Madison Vocational School | |
Location | 211 N. Carroll St. Madison, Wisconsin |
---|---|
Built | 1921/1949-1950/1964 |
Architect | Ferdinand Kronenberg/Law, Law, Potter, & Nystrom |
Architectural style | Collegiate Gothic |
NRHP reference No. | 100003545
100009436 (decrease) |
Significant dates | |
Added to NRHP | March 21, 2019 |
Boundary decrease | October 10, 2023 |
The Madison Vocation School is a Collegiate Gothic-style structure begun in 1921 one block north of the Capitol building in Madison, Wisconsin. In 2019 it was added to the National Register of Historic Places.[1]
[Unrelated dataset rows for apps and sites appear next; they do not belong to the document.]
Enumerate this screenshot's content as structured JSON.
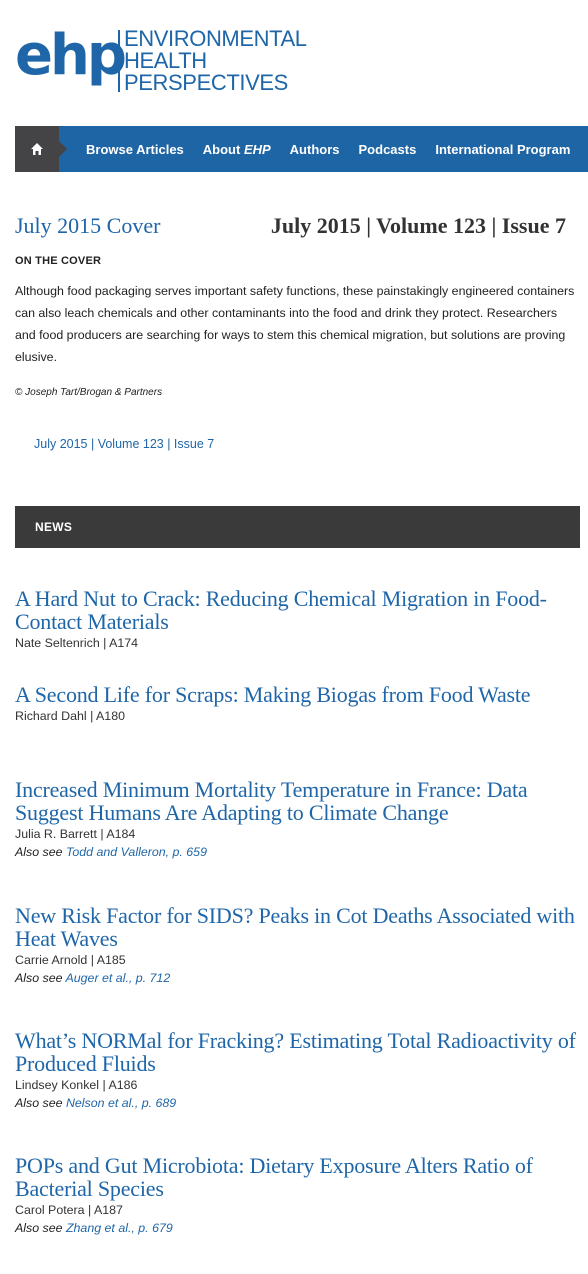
{
  "logo": {
    "short": "ehp",
    "line1": "ENVIRONMENTAL",
    "line2": "HEALTH",
    "line3": "PERSPECTIVES"
  },
  "nav": {
    "home_icon": "home-icon",
    "items": [
      {
        "label": "Browse Articles"
      },
      {
        "label_prefix": "About ",
        "label_italic": "EHP"
      },
      {
        "label": "Authors"
      },
      {
        "label": "Podcasts"
      },
      {
        "label": "International Program"
      }
    ]
  },
  "cover": {
    "title": "July 2015 Cover",
    "issue": "July 2015 | Volume 123 | Issue 7",
    "on_the_cover": "ON THE COVER",
    "description": "Although food packaging serves important safety functions, these painstakingly engineered containers can also leach chemicals and other contaminants into the food and drink they protect. Researchers and food producers are searching for ways to stem this chemical migration, but solutions are proving elusive.",
    "credit": "© Joseph Tart/Brogan & Partners",
    "issue_link": "July 2015 | Volume 123 | Issue 7"
  },
  "section": {
    "label": "NEWS"
  },
  "articles": [
    {
      "title": "A Hard Nut to Crack: Reducing Chemical Migration in Food-Contact Materials",
      "meta": "Nate Seltenrich | A174"
    },
    {
      "title": "A Second Life for Scraps: Making Biogas from Food Waste",
      "meta": "Richard Dahl | A180"
    },
    {
      "title": "Increased Minimum Mortality Temperature in France: Data Suggest Humans Are Adapting to Climate Change",
      "meta": "Julia R. Barrett | A184",
      "also_prefix": "Also see ",
      "also_link": "Todd and Valleron, p. 659"
    },
    {
      "title": "New Risk Factor for SIDS? Peaks in Cot Deaths Associated with Heat Waves",
      "meta": "Carrie Arnold | A185",
      "also_prefix": "Also see ",
      "also_link": "Auger et al., p. 712"
    },
    {
      "title": "What’s NORMal for Fracking? Estimating Total Radioactivity of Produced Fluids",
      "meta": "Lindsey Konkel | A186",
      "also_prefix": "Also see ",
      "also_link": "Nelson et al., p. 689"
    },
    {
      "title": "POPs and Gut Microbiota: Dietary Exposure Alters Ratio of Bacterial Species",
      "meta": "Carol Potera | A187",
      "also_prefix": "Also see ",
      "also_link": "Zhang et al., p. 679"
    }
  ]
}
In the early 1900s the Wisconsin legislature recognized that some youths who had not finished high school needed more education, and passed the Continuation School Act in 1911. The Madison Continuation School opened the following year, providing instruction in the trades, "but also literature, math, social sciences and the arts, and help[ed] to fulfill a primary goal of public education: training for good citizenship."[1]
The school's name was changed to Madison Vocational School in 1916 and it moved to this site in 1921, in a new building designed by Ferdinand Kronenberg, four stories of brick in Collegiate Gothic style. A 1949 addition designed by Law, Law, Potter and Nystrom was simpler in style and was expanded in 1964.[1]
The school's name was changed again in 1967 to Madison Area Technical College. The college has since sold the building, and it proposed plans to convert it into a hotel building.[2]